Monday, August 07, 2006

Poem for Monday


Tangled
By Kenneth Fields


The rabbits were at the door, a little bulge
Just above the left eye. The rattlesnakes
Tangled above her knees as the bedclothes turned,
"Another transparent night." The songs were singing
Every day now even while she was driving,
Her little finger buzzing like the end of a tail,
Her toos cant moos, this was not being well.
She began to dream of someone who needed her,
Somebody lost on the highway, left
To dry on the line, barbed wire, telephone wire --
The whips and jangles, nothing coming clear,
The buzzing static on the radio,
Heat-seeking, diamondhead,
And safety somewhere beyond those coils of sound.

--------

Another from Poet's Choice by Robert Pinsky in The Washington Post Book World on Sunday from Fields' poetry about his battle with alcoholism. "The peculiar music of distortion -- 'Her toos cant moos' -- is more evident, less held back," writes Pinsky. "It's notable that these poems are clear without being judgmental. Imaginative details such as the buzzing little finger, the three kinds of wire, unexpected adjectives like 'diamondhead'...create an intimacy, a shared viewpoint or imagining. The poet's art, by being so closely attentive, is generous to its desperate characters."


I spent Sunday morning in an only partially successful effort to catch up on mail and stuff, then went with to celebrate Lammas in Virginia. It was a very small group this time and I think the two of us and were the only people there who did not meet initially through love of Gerard Butler. *g* But I love the harvest holidays even though they're sadder holidays than Beltane and Midsummer -- fall is my favorite season in every way except the earlier sunsets -- and as always the food was wonderful, peach bread and cheese fondue and punch made with the sweet wine whose name I always forget to write down.

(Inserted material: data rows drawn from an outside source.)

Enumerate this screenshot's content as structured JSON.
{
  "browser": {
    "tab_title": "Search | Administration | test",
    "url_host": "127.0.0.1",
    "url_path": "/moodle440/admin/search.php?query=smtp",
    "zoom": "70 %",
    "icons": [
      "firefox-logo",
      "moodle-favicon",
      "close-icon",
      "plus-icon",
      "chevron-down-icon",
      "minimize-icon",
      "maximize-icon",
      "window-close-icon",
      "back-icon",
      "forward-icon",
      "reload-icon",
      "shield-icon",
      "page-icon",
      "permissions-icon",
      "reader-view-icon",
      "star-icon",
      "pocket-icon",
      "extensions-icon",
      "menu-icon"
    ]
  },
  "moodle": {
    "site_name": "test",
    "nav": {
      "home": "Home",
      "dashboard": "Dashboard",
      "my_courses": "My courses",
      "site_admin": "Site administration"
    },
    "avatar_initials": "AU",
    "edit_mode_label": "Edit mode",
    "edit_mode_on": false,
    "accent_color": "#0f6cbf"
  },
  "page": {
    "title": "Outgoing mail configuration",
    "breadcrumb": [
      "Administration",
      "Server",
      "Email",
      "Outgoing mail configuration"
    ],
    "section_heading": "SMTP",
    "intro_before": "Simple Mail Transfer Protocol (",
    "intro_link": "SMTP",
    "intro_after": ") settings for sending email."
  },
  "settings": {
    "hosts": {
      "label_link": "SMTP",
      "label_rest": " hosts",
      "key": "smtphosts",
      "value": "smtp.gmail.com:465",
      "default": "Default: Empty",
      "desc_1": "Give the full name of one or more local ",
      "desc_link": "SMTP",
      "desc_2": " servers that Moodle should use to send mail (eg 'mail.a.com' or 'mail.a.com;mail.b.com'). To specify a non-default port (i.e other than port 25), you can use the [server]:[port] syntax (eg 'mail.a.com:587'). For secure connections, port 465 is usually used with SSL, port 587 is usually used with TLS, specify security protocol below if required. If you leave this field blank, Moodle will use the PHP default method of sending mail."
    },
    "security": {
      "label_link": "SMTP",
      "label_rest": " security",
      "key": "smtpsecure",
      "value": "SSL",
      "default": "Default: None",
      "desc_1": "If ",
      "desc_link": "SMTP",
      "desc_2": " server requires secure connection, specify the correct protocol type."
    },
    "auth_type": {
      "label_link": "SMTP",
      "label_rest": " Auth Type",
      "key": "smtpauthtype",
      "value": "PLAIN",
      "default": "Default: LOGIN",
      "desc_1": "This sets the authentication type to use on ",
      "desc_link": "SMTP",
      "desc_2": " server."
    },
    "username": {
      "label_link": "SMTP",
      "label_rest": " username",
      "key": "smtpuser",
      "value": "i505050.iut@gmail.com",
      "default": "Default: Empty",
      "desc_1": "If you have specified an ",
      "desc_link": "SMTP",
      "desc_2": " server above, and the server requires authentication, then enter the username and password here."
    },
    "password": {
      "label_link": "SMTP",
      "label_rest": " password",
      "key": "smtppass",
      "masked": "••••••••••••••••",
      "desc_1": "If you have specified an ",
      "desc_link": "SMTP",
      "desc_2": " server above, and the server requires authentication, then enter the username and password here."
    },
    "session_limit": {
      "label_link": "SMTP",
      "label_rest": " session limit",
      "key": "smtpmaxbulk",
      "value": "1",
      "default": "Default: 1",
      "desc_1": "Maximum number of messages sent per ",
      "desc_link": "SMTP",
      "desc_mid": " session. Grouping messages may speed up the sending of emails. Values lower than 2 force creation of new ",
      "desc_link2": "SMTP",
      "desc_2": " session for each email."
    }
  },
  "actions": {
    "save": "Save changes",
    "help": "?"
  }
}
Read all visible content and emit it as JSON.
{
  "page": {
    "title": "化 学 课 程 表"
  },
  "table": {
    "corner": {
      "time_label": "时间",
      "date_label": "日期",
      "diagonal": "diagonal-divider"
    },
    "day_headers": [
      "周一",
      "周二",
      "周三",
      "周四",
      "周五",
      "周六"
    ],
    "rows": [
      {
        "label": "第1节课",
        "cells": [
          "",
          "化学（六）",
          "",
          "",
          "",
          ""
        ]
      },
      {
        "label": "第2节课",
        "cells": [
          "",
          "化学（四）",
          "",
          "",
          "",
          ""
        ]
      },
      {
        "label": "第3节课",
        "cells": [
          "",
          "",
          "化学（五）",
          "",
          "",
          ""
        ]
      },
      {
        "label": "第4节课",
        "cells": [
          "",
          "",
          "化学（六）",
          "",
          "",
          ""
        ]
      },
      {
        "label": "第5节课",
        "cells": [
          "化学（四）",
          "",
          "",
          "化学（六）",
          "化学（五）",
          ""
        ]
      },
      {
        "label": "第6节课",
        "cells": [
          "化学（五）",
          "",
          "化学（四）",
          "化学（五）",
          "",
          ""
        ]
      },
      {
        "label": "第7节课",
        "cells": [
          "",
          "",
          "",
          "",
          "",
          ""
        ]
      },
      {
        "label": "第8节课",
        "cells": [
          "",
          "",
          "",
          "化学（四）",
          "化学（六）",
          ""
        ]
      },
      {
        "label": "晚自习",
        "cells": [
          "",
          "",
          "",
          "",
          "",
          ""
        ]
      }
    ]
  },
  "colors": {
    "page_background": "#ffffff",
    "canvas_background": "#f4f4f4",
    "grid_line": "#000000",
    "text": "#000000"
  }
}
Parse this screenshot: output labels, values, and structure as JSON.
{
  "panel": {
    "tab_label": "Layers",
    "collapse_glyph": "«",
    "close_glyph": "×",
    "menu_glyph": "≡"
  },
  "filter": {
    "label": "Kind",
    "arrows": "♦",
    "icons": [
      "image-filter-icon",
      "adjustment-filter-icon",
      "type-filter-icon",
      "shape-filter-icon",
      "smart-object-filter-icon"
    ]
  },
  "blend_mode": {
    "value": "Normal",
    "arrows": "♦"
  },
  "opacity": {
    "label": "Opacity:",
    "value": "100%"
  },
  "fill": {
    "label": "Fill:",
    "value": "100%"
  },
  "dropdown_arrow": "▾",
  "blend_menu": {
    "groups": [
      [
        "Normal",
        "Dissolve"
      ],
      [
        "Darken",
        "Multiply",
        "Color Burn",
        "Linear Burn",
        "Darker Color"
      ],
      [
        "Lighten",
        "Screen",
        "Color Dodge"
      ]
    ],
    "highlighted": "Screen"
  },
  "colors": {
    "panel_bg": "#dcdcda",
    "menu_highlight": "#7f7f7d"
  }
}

My parents had taken the kids swimming while got stuff to try to fix our downstairs toilet, so we ended up having dinner at their house. It turns out that one of my father's longtime friends and tennis partners is now dating my mother's very good, recently widowed friend whom I really don't like but whom I felt obligated to invite to the Bar Mitzvah because of her bereavment...so they are both coming. I don't object to the partner, in fact I worked a couple of summers at his law firm in high school, but I feel overwhelmingly like we are throwing a party for more of my parents' friends than our own. And I feel more at home in a pagan circle than I do at my own synagogue...something really has to change before younger son's Bar Mitzvah.


Seeing a baby deer in Shenandoah National Park is perhaps not as utterly cool as baby bears, but it's still adorable.


We were much closer to this deer in the woods right off the Bearfence Mountain summit trail, which crosses the Appalachian Trail a few yards from here.


A caterpillar in sunlight on a tree near the summit.


And a bird atop one of the numerous dead trees in the park -- hemlocks attacked by aphids, I'm told.